101015 4 min

From Epistemology to Action

Congrès de l'UES, Paris, 19-22 Septembre 2005

Proposition de communication pour l'Atelier
"Epistémologie Systémique"
From Epistemology to Action
Eric Schwarz

Autogenesis - Centre d'étude des systèmes autonomes
Université de Neuchâtel, CH-2000 Neuchâtel, Switzerland.
e-mail: [Eric.Schwarz@unine.ch]

It is becoming evident, even for the most convinced admirers of progress through technology and market economy – and more generally of the Newtonian mechanist paradigm, the Cartesian dualist reductionist approach and the Aristotelian binary logic – that we have been living, in the last few decades, a growing accumulation of unexpected events and problems, mainly at the interface between economy, politics, sociology and environment. These developments raise questions about the adequacy of our worldview.

Broadly speaking, three types of reactions to this situation are observed:

  1. the liberal interpretation (in the american meaning of the word), according to which the socio-economical system of which we are a part is basically just; the negative points are mere unintended consequences of an otherwise beneficent machinery. A little reform here, a little money there should solve the problems.
  2. the so-called radicals believe that the system is the problem; the inequities between have and have-not people are inherent to this profit-based system and in fact required by it, in order to function.
  3. conservatives and integrists are nostalgic of the old models of society: agrarian organizations based on religious beliefs, hierarchical social classes and self-evident nationalistic or ethnic identities. 

In our contribution, we would like to go beyond the usual interpretations based on economical, political, sociological or psychological conceptual frameworks; we are looking for other indications that could be deduced from an more intergrated, i.e. systemic, interpretation and could help us to better manage society.

Human societies, on one hand, belong to the long continuous terrestrial evolution that is characterized by the general complexification of physical, chemical, biological, organic and societal entities.
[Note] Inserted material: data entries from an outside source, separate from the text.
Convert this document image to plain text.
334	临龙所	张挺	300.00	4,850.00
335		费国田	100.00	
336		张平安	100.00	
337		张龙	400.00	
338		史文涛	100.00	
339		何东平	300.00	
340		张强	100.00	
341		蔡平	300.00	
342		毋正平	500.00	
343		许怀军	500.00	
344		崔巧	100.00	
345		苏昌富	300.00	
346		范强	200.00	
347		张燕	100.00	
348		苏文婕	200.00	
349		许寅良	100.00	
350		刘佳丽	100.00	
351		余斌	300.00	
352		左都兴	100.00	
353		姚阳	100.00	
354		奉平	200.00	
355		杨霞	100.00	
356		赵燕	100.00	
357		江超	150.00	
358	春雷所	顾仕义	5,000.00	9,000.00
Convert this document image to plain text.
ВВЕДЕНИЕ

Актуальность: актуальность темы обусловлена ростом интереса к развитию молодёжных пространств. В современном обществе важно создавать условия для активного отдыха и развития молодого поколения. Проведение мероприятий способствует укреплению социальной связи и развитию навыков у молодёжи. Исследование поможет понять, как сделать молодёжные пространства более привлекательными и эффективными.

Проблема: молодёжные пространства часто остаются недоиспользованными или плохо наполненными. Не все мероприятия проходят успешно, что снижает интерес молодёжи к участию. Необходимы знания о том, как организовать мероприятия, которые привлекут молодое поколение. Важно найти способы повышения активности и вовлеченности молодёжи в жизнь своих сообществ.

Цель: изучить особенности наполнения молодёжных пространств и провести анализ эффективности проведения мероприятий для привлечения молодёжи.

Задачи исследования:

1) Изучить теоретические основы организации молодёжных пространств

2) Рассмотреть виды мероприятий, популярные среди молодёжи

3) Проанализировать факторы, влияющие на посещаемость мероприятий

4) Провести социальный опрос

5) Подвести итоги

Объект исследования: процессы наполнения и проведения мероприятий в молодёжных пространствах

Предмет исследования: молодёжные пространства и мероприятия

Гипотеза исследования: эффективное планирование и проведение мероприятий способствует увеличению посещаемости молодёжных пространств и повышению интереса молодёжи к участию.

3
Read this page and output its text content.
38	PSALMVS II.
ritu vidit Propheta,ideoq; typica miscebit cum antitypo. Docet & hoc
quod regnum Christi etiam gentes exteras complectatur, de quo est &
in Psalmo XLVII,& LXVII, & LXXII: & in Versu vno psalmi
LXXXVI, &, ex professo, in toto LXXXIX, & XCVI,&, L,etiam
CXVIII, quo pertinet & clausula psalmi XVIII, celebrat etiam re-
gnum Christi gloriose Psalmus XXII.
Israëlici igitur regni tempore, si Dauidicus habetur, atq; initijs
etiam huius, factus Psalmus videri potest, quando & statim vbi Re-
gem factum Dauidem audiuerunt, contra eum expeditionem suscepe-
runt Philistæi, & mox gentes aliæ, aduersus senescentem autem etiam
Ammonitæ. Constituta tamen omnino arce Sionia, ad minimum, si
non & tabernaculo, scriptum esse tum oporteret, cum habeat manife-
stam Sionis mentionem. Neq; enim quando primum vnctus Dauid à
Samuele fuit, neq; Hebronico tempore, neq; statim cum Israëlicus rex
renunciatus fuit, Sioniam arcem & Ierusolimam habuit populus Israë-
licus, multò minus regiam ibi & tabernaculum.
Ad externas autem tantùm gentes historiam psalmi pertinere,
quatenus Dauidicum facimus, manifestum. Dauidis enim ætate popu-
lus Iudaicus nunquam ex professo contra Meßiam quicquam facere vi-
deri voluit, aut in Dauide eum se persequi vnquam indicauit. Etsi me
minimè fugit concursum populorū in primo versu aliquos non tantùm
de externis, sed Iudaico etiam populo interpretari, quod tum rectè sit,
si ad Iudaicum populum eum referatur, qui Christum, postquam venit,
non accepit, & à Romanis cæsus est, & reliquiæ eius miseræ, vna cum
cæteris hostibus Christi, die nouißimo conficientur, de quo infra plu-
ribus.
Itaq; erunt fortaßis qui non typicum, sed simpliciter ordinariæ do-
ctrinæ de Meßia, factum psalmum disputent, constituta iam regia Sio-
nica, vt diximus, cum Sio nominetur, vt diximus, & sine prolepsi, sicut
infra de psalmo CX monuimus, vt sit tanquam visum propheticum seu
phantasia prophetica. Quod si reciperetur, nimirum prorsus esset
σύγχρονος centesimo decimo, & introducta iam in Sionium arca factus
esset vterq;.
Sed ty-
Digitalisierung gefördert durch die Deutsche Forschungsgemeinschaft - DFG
In that respect, these systems share common features like thermodynamical principles, physico-chemical reaction dynamics, non linear dynamics, cybernetical organizational constraints and potentialities, etc.

But, on the other hand, on their way to increased complexity, systems acquire new properties through the phenomenon of emergence. Self-organization, self-production – autopoiesis, the logic of life – autonomization, self-reference – which may be the root of consciousness - are features that appear only beyond some threshold of complexity and are therefore not understandable by the usual natural sciences.

Such deep metamorphosis of science require not only new theories and new formal tools (chaos theory, fractals, cellular automata, etc.), but also, in our opinion, a new questioning of the usual epistemological and ontological presuppositions.

It seems to us that no substantial improvement of our capacity to manage society can be reached without revising our understanding of the dynamics of complex autonomous systems. Eventually, we should also change the language used to interpret nature (i.e. our epistemology) and even our beliefs about the nature of the universe (our ontology).

In our contribution, we will describe an alternative metamodel where reality is not reduced to matter, like in the mechanist worldview, but includes relations on an equal footing. We will try to show how a third primordial category, existence or whole, emerges from objects and relations.

We will then initiate a discussion about the practical consequences of this holistic paradigm.